Greetings again Free,
Much repetition. The One God, God the Father was the father of the human Jesus in the begettal/birth process and Mary as his mother. Jesus had human nature Hebrew 2:14, Romans 8:3.
All you anti-Trinitarians are great at providing verses which prove Jesus was human, which Trinitarians fully agree with, but why do you not take Heb 1:2 and 1:10-12 into account? Why skip to 2:14, as though chapter 1 doesn't have anything to say on the matter, when it clearly does?
And why ignore the wording of Romans 8:3? "For God has done what the law, weakened by the flesh, could not do.

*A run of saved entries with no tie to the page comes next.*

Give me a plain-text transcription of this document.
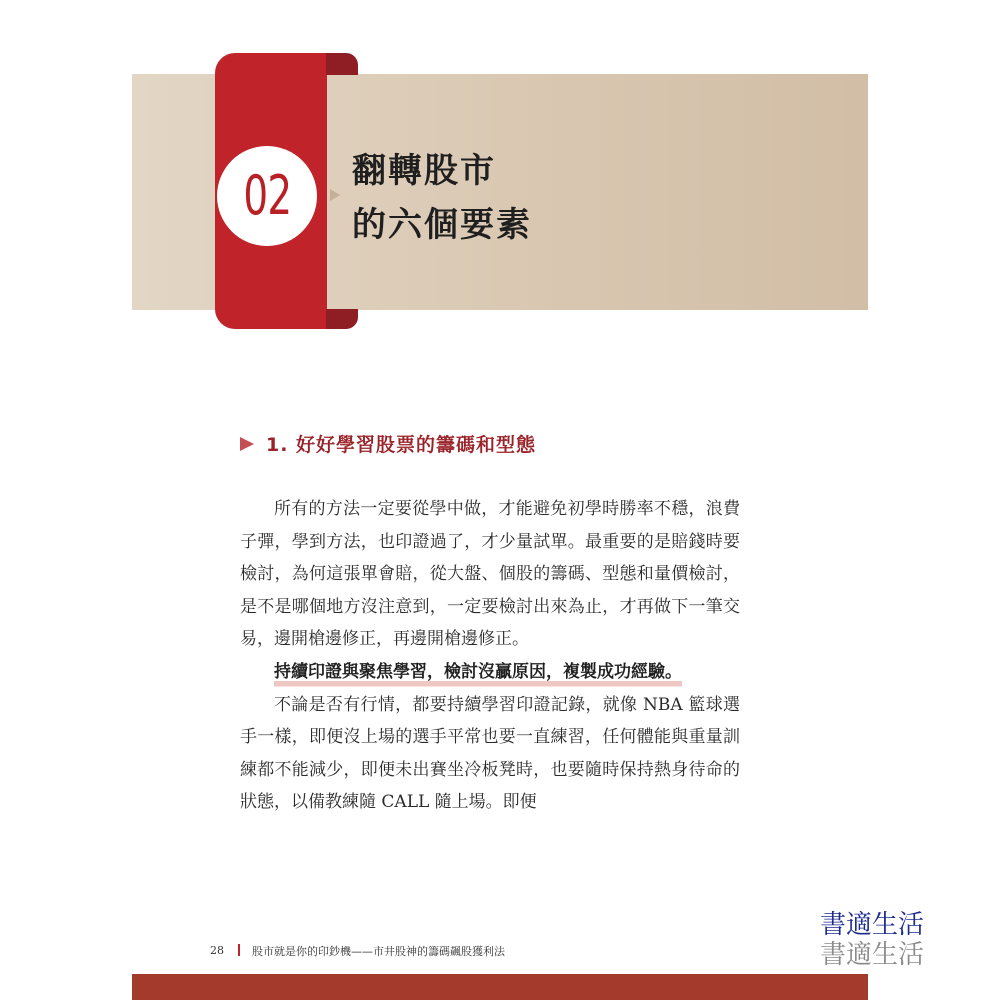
02 翻轉股市
的六個要素
1. 好好學習股票的籌碼和型態

所有的方法一定要從學中做，才能避免初學時勝率不穩，浪費子彈，學到方法，也印證過了，才少量試單。最重要的是賠錢時要檢討，為何這張單會賠，從大盤、個股的籌碼、型態和量價檢討，是不是哪個地方沒注意到，一定要檢討出來為止，才再做下一筆交易，邊開槍邊修正，再邊開槍邊修正。

持續印證與聚焦學習，檢討沒贏原因，複製成功經驗。

不論是否有行情，都要持續學習印證記錄，就像 NBA 籃球選手一樣，即便沒上場的選手平常也要一直練習，任何體能與重量訓練都不能減少，即便未出賽坐冷板凳時，也要隨時保持熱身待命的狀態，以備教練隨 CALL 隨上場。即便

28	股市就是你的印鈔機——市井股神的籌碼飆股獲利法
書適生活
書適生活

By sending his own Son in the likeness of sinful flesh and for sin, he condemned sin in the flesh" (ESV). Notice that God sent "his own Son in the likeness of sinful flesh." That strongly implies his Son preexisted in some other form, such as in the form of God, which Paul writes in Phil 2:6.
If you press the father / son concept, every father exists before the existence of their son. The father begets the son. How Trinitarians try to cover this aspect is one of their many unfathomable mysteries, or in other words contradictory impossibilities.
It is not contradictory; it's complicated and ultimately incomprehensible, but not contradictory. A son is always of the same nature as his father. So the Son is the same nature as the Father, which is deity. That necessarily means that the Son has always existed or wouldn't be of the same nature. The NT reaffirms this repeatedly, speaking not only of the preexistence of the Son, but of eternal, absolute existence.
Jesus was a specially prepared individual, a special birth and a special education, with the result he was full of grace and truth John 1:14, Isaiah 49:1-6, Isaiah 50:4-9, Luke 2:40,52. Isaac was a special birth and one aspect of his failure was with Esau and Jacob. All the faithful of old in one way or another pointed forward to the completeness revealed in Jesus. Trinitarians whitewash over all this detail and replace this with the idea that Jesus MUST be God.
We aren't the ones "whitewashing." Your response doesn't actually address what you quoted, which was: "If he was a mere human, not only would that mean he was an insufficient sacrifice, but it it would imply that others, too, could live completely sinless lives, which also shows why his sacrifice would have been insufficient."
"Specially prepared" or not, "special birth" or "special education" or not, if he was merely human, his sacrifice is wholly insufficient, and it leaves the door open for others to be the same. None of those things which point "to the completeness revealed in Jesus," shows that Jesus cannot be God, nor is it whitewashed over by Trinitarians. The fact of the matter is, the doctrine of the Trinity exists because of what the Bible reveals about the nature of Christ, the Son, and the Holy Spirit.
I have given ample evidence, much of which, particularly the strongest arguments, has either been ignored or dismissed with the wave of a hand. The only counterarguments and passages of Scripture used to "rebut" anything are those which speak to the humanity of Jesus, which, again, no Trinitarian would deny. Those are used to completely override the plain meaning of other passages which clearly teach the deity of Jesus. It isn't that "Jesus MUST be God," it's that there is plenty of biblical evidence that he is also truly God. That evidence just can't be ignored or reinterpreted because there is plenty of biblical evidence that he is truly human.